Boucher Valérie, Frenette Jérôme, Neveu Xavier, Tardif Pier-Alexandre, Mercier Éric, Chauny Jean-Marc, Berthelot Simon, Archambault Patrick, Lee Jacques, Perry Jeffrey J, McRae Andrew, Lang Eddy, Moore Lynne, Cameron Peter, Ouellet Marie-Christine, de Guise Elaine, Swaine Bonnie, Émond Marcel, Le Sage Natalie
CHU de Québec-Université Laval Research Centre, 1401, 18e rue, Québec, Québec G1J 1Z4, Canada.
CHU de Québec-Université Laval Research Centre, 1401, 18e rue, Québec, Québec G1J 1Z4, Canada; Faculté de médecine, Université Laval, 1050 Av. de la Médecine, Québec, Québec G1V 0A6, Canada.
J Clin Neurosci. 2023 Dec;118:34-43. doi: 10.1016/j.jocn.2023.10.007. Epub 2023 Oct 17.

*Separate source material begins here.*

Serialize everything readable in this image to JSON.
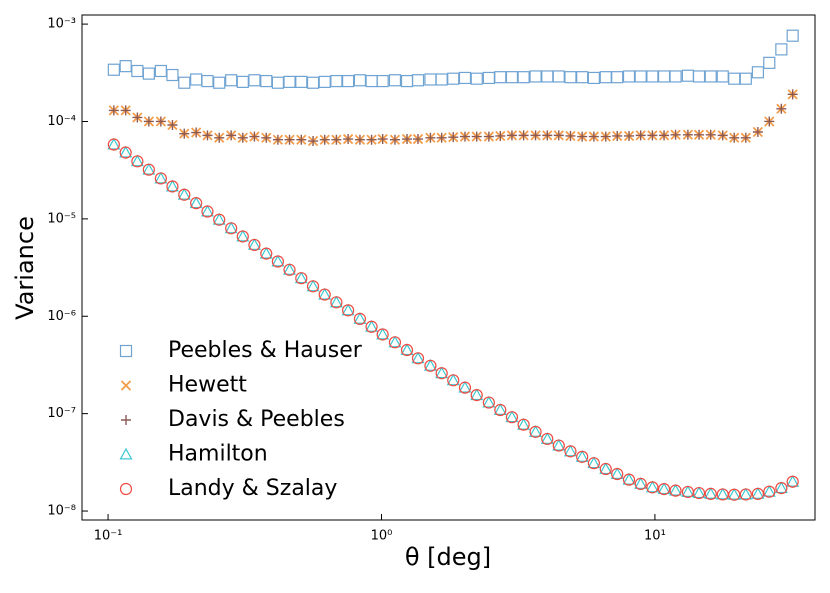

Approximately 15 % of individuals who sustained a mild Traumatic Brain Injury (TBI) develop persistent post-concussion symptoms (PPCS). We hypothesized that blood biomarkers drawn in the Emergency Department (ED) could help predict PPCS. The main objective of this project was to measure the association between four biomarkers and PPCS at 90 days post mild TBI. We conducted a prospective cohort study in seven Canadian EDs. Patients aged ≥ 14 years presenting to the ED within 24 h of a mild TBI who were discharged were eligible. Clinical data and blood samples were collected in the ED, and a standardized questionnaire was administered 90 days later to assess the presence of symptoms. The following biomarkers were analyzed: S100B protein, Neuron Specific Enolase (NSE), cleaved-Tau (c-Tau) and Glial Fibrillary Acidic Protein (GFAP). The primary outcome measure was the presence of PPCS at 90 days after trauma. Relative risks and Areas Under the Curve (AUC) were computed. A total of 595 patients were included, and 13.8 % suffered from PPCS at 90 days. The relative risk of PPCS was 0.9 (95 % CI: 0.5-1.8) for S100B ≥ 20 pg/mL, 1.0 (95 % CI: 0.6-1.5) for NSE ≥ 200 pg/mL, 3.4 (95 % CI: 0.5-23.4) for GFAP ≥ 100 pg/mL, and 1.0 (95 % CI: 0.6-1.8) for C-Tau ≥ 1500 pg/mL. AUC were 0.50, 0.50, 0.51 and 0.54, respectively. Among mild TBI patients, S100B protein, NSE, c-Tau or GFAP do not seem to predict PPCS. Future research testing of other biomarkers is needed to determine their usefulness in predicting PPCS.
约15%的轻度创伤性脑损伤(TBI)患者会出现持续性脑震荡后症状(PPCS)。我们假设在急诊科(ED)检测的血液生物标志物有助于预测PPCS。本项目的主要目标是测量轻度TBI后90天时四种生物标志物与PPCS之间的关联。我们在加拿大的七家急诊科进行了一项前瞻性队列研究。年龄≥14岁、在轻度TBI后24小时内到急诊科就诊且已出院的患者符合条件。在急诊科收集临床数据和血液样本,并在90天后进行标准化问卷调查以评估症状的存在情况。分析了以下生物标志物:S100B蛋白、神经元特异性烯醇化酶(NSE)、裂解型Tau蛋白(c-Tau)和胶质纤维酸性蛋白(GFAP)。主要结局指标是创伤后90天时PPCS的存在情况。计算了相对风险和曲线下面积(AUC)。共纳入595例患者,90天时13.8%的患者患有PPCS。S100B≥20 pg/mL时PPCS的相对风险为0.9(95%CI:0.5-1.8),NSE≥200 pg/mL时为1.0(95%CI:0.6-1.5),GFAP≥100 pg/mL时为3.4(95%CI:0.5-23.4),C-Tau≥1500 pg/mL时为1.0(95%CI:0.6-1.8)。AUC分别为0.50、0.50、0.51和0.54。在轻度TBI患者中,S100B蛋白、NSE、c-Tau或GFAP似乎无法预测PPCS。需要进一步研究测试其他生物标志物以确定它们在预测PPCS方面的效用。